3. What foods and beverages are you not allowed eating at home? Then, what foods and beverages are you obliged eating at home?

At School

Preferences

4. What do you usually eat and drink when you are at school?

Availability

  1. What foods and beverages are most of the time available at school?

  2. How about meal services at school?

  3. What snacks and drinks do you often use on your way home from school?

Rules

8. What foods and beverages are you not allowed eating at school? Then, what foods and beverages are you obliged eating at school?

Education

9. What lessons do you get about foods and beverages?

At Community Child Care center (CCC)

Preferences

10. What do you usually eat and drink when you are at CCC?

Availability

  1. What foods and beverages are most of the time available at CCC?

  2. How about meal services at CCC?

  3. What snacks and drinks do you often use on your way home from CCC?

Rules

14. What foods and beverages are you not allowed eating at CCC? Then, what foods and beverages are you obliged eating at CCC?

Education

15. What lessons do you get about foods and beverages?

Appendix B.

FGI Questions for Caregivers

At Home

Availability

1. Which food products or beverages are most of the time available at your home?
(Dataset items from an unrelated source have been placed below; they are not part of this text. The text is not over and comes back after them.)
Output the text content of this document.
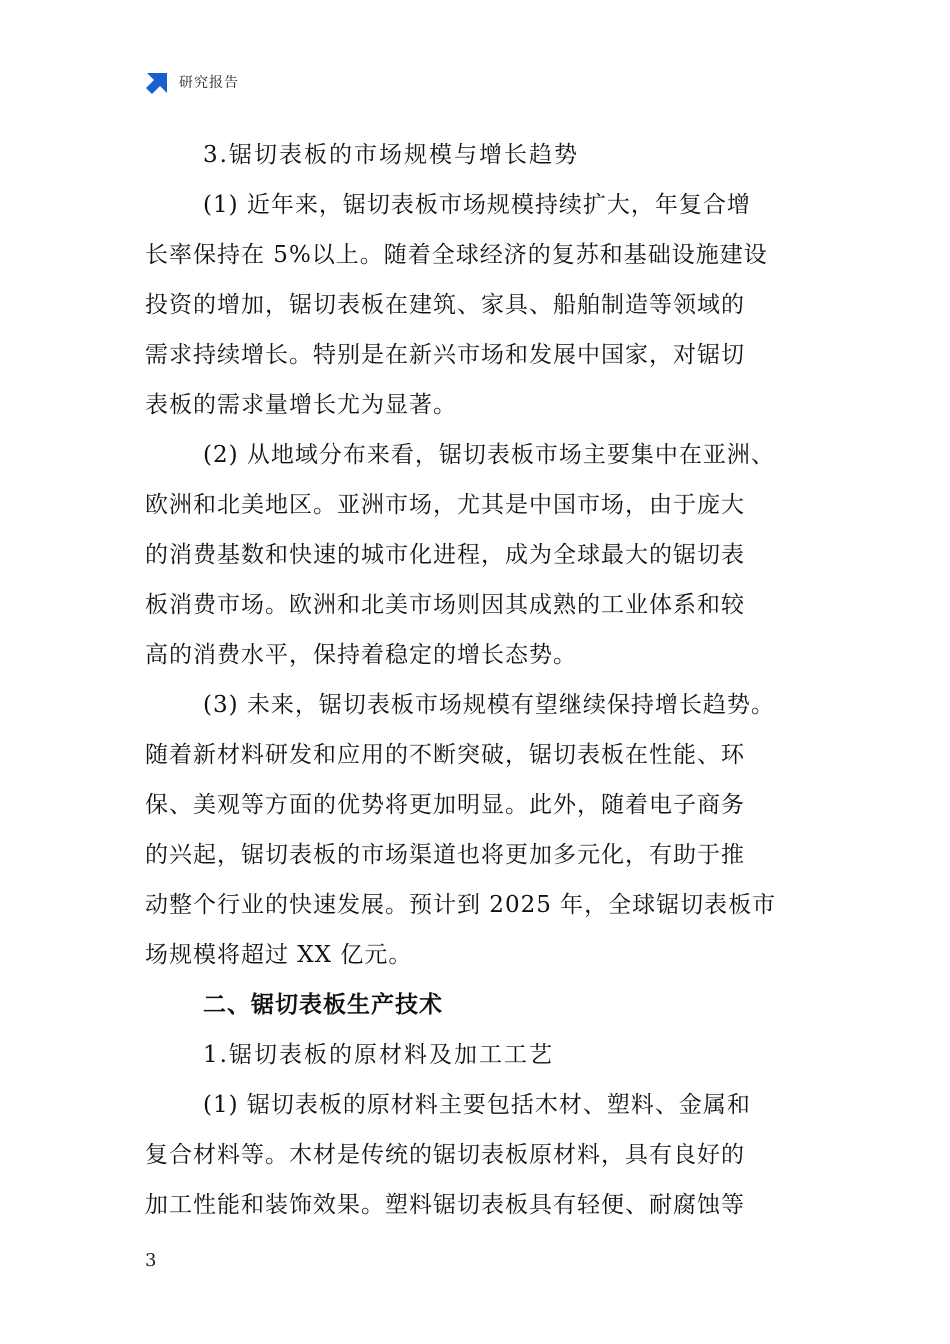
研究报告
3.锯切表板的市场规模与增长趋势
(1) 近年来，锯切表板市场规模持续扩大，年复合增
长率保持在 5%以上。随着全球经济的复苏和基础设施建设
投资的增加，锯切表板在建筑、家具、船舶制造等领域的
需求持续增长。特别是在新兴市场和发展中国家，对锯切
表板的需求量增长尤为显著。
(2) 从地域分布来看，锯切表板市场主要集中在亚洲、
欧洲和北美地区。亚洲市场，尤其是中国市场，由于庞大
的消费基数和快速的城市化进程，成为全球最大的锯切表
板消费市场。欧洲和北美市场则因其成熟的工业体系和较
高的消费水平，保持着稳定的增长态势。
(3) 未来，锯切表板市场规模有望继续保持增长趋势。
随着新材料研发和应用的不断突破，锯切表板在性能、环
保、美观等方面的优势将更加明显。此外，随着电子商务
的兴起，锯切表板的市场渠道也将更加多元化，有助于推
动整个行业的快速发展。预计到 2025 年，全球锯切表板市
场规模将超过 XX 亿元。
二、锯切表板生产技术
1.锯切表板的原材料及加工工艺
(1) 锯切表板的原材料主要包括木材、塑料、金属和
复合材料等。木材是传统的锯切表板原材料，具有良好的
加工性能和装饰效果。塑料锯切表板具有轻便、耐腐蚀等
3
Barriers/facilitating factors

2. What factors facilitate/limit your child to eat healthy or unhealthy at home?

Rules

3. Are there any rules regarding the consumption of foods and beverages at home?

Shopping

4. Which factors influence what food items are bought in your household?

Factors that induce behavioral change

5. Think back during the past month. Did you change your child‘s diet in any way? Then, what factors motivated you to make these changes?
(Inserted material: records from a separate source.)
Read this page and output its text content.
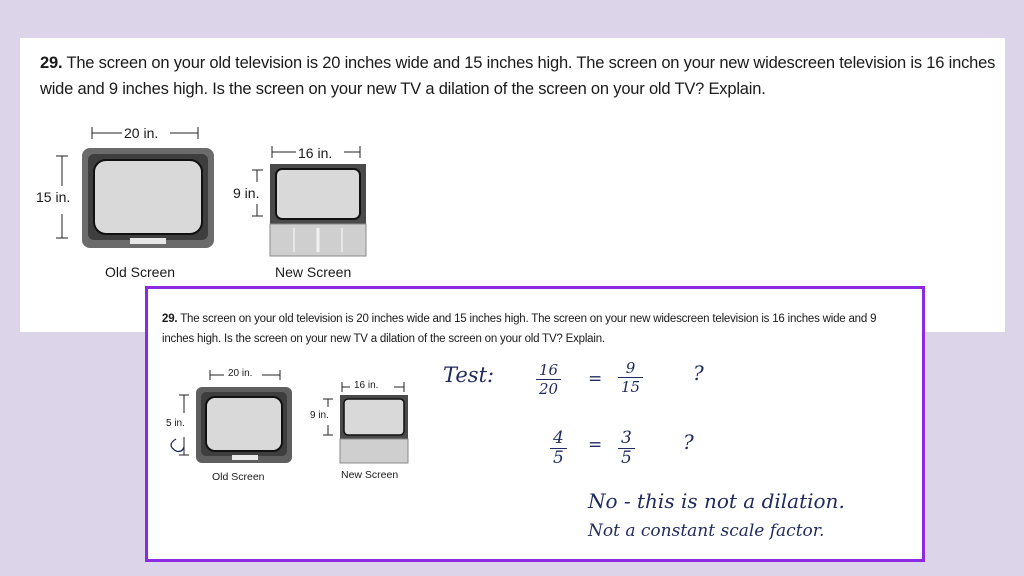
29. The screen on your old television is 20 inches wide and 15 inches high. The screen on your new widescreen television is 16 inches wide and 9 inches high. Is the screen on your new TV a dilation of the screen on your old TV? Explain.
20 in.
15 in.
Old Screen
16 in.
9 in.
New Screen
29. The screen on your old television is 20 inches wide and 15 inches high. The screen on your new widescreen television is 16 inches wide and 9 inches high. Is the screen on your new TV a dilation of the screen on your old TV? Explain.
20 in.
5 in.
Old Screen
16 in.
9 in.
New Screen
Test:	$\frac{16}{20} = \frac{9}{15}$ ?
$\frac{4}{5} = \frac{3}{5}$ ?
No - this is not a dilation.
Not a constant scale factor.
Motivation for behavioral change

Suppose your child is not eating healthy … …

6. What would motivate you to change your child’s diet?

At School

Barrier/Facilitating factors

7. What factors determine what your child eats at school?

Role of the school

8. What do you think about the role of the school in promoting healthy eating in young children?

Food Policy: rules and availability

9. Describe the food policies at your child’s school

At CCC

Barrier/Facilitating factors

10. What factors determine what your child eats at CCC?

Role of the CCC

11. What do you think about the role of the CCC in promoting healthy eating in young children?

Food Policy: rules and availability

12. Describe the food policies at your child’s CCC.